武富健治『鈴木先生』(1)
宝島社の「このマンガがすごい」の上位の作品の中で、唯一名前すら知らなかった作品。イカンなぁ、と思いつつ読んでみました。
生徒に人気の中学校教師鈴木先生が、学校で起こる問題に姿を描いた作品。
給食中に周囲を不快にさせる言動をとる生徒。良くできた生徒だと思われていた彼がなぜそんな行動に走ったのかを追う「げりみそ」
給食の不人気メニュー「酢豚」。それが献立から消えてしまうことに対して一人の女生徒が声を上げたことから、学校全体でアンケートを取ることになった――という「酢豚」
小学四年生の女の子をレイプした、とその子親から訴えられた男子生徒。

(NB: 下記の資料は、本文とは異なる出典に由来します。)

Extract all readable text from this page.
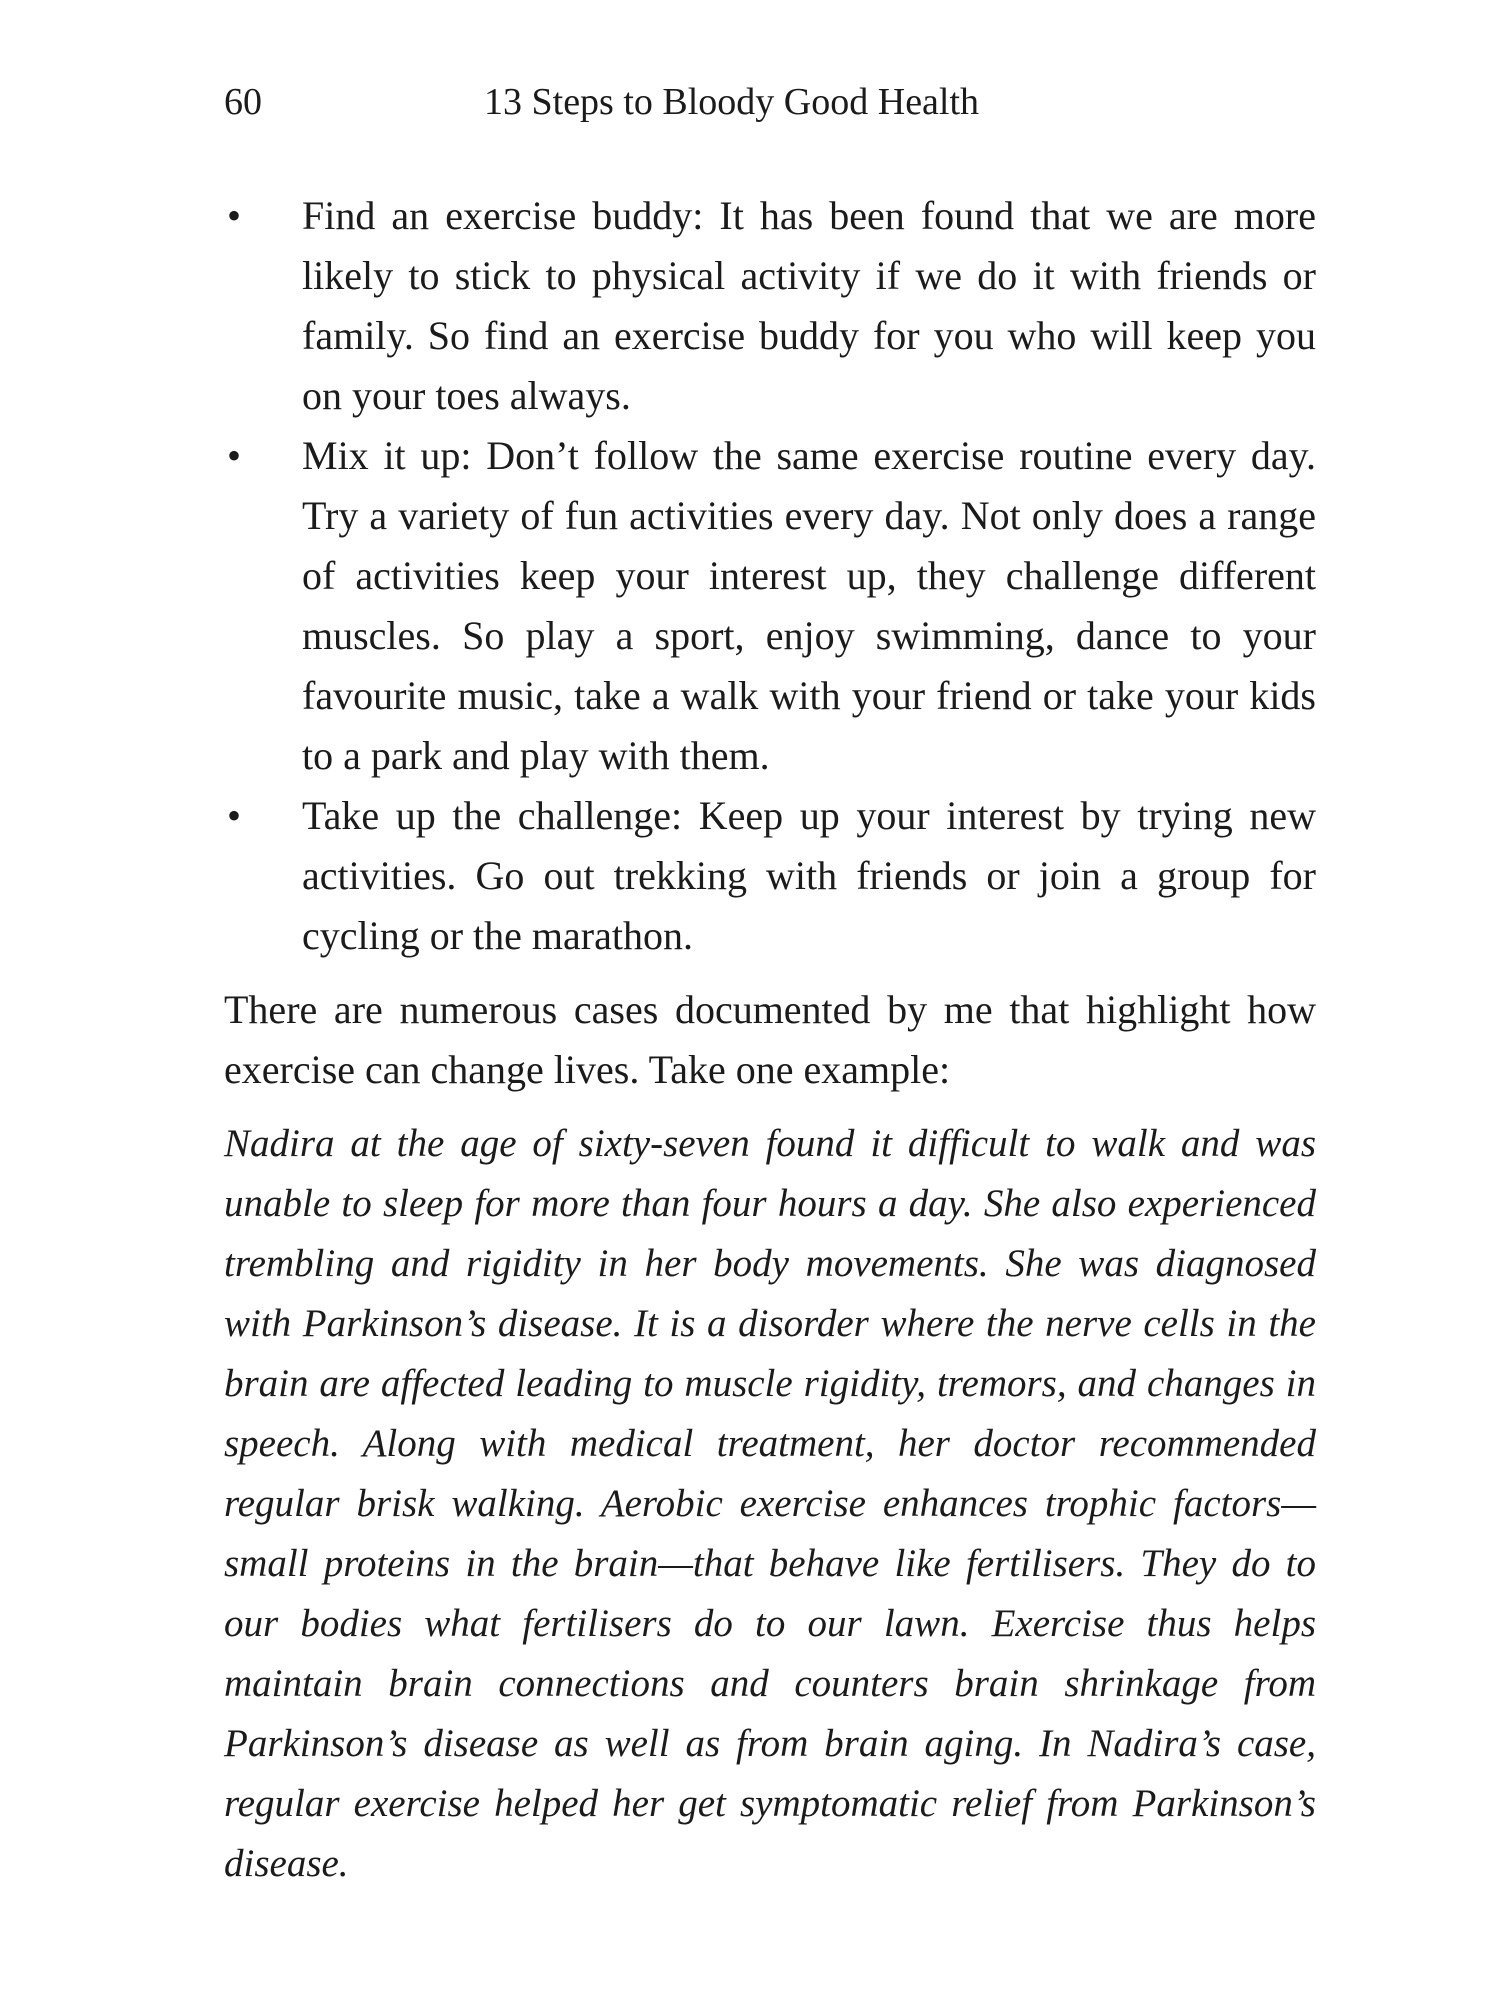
60	13 Steps to Bloody Good Health
• Find an exercise buddy: It has been found that we are more likely to stick to physical activity if we do it with friends or family. So find an exercise buddy for you who will keep you on your toes always.
• Mix it up: Don’t follow the same exercise routine every day. Try a variety of fun activities every day. Not only does a range of activities keep your interest up, they challenge different muscles. So play a sport, enjoy swimming, dance to your favourite music, take a walk with your friend or take your kids to a park and play with them.
• Take up the challenge: Keep up your interest by trying new activities. Go out trekking with friends or join a group for cycling or the marathon.

There are numerous cases documented by me that highlight how exercise can change lives. Take one example:

Nadira at the age of sixty-seven found it difficult to walk and was unable to sleep for more than four hours a day. She also experienced trembling and rigidity in her body movements. She was diagnosed with Parkinson’s disease. It is a disorder where the nerve cells in the brain are affected leading to muscle rigidity, tremors, and changes in speech. Along with medical treatment, her doctor recommended regular brisk walking. Aerobic exercise enhances trophic factors—small proteins in the brain—that behave like fertilisers. They do to our bodies what fertilisers do to our lawn. Exercise thus helps maintain brain connections and counters brain shrinkage from Parkinson’s disease as well as from brain aging. In Nadira’s case, regular exercise helped her get symptomatic relief from Parkinson’s disease.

しかし二人は合意の上で――という「教育的指導」
以上の三編を収録。
理想に燃える熱血漢でもなければ、湿っぽい人情家でもない鈴木先生のキャラクターが実にいい。
起こった問題に対して問題の原因は何なのか、そしてそれに対して自分はどうすることが効果的なのか、そしてそれは生徒達にどう受け取られるのか、を考えて真摯に生徒達と接し、きれい事だけで済ませない鈴木先生の言葉と行動には実に説得力があります。
その言葉を導き出すまでに悩み、思考しまくる先生が実に人間くさくてまた良いなあ。
教え子相手に性的なものを感じてしまう部分も含めて。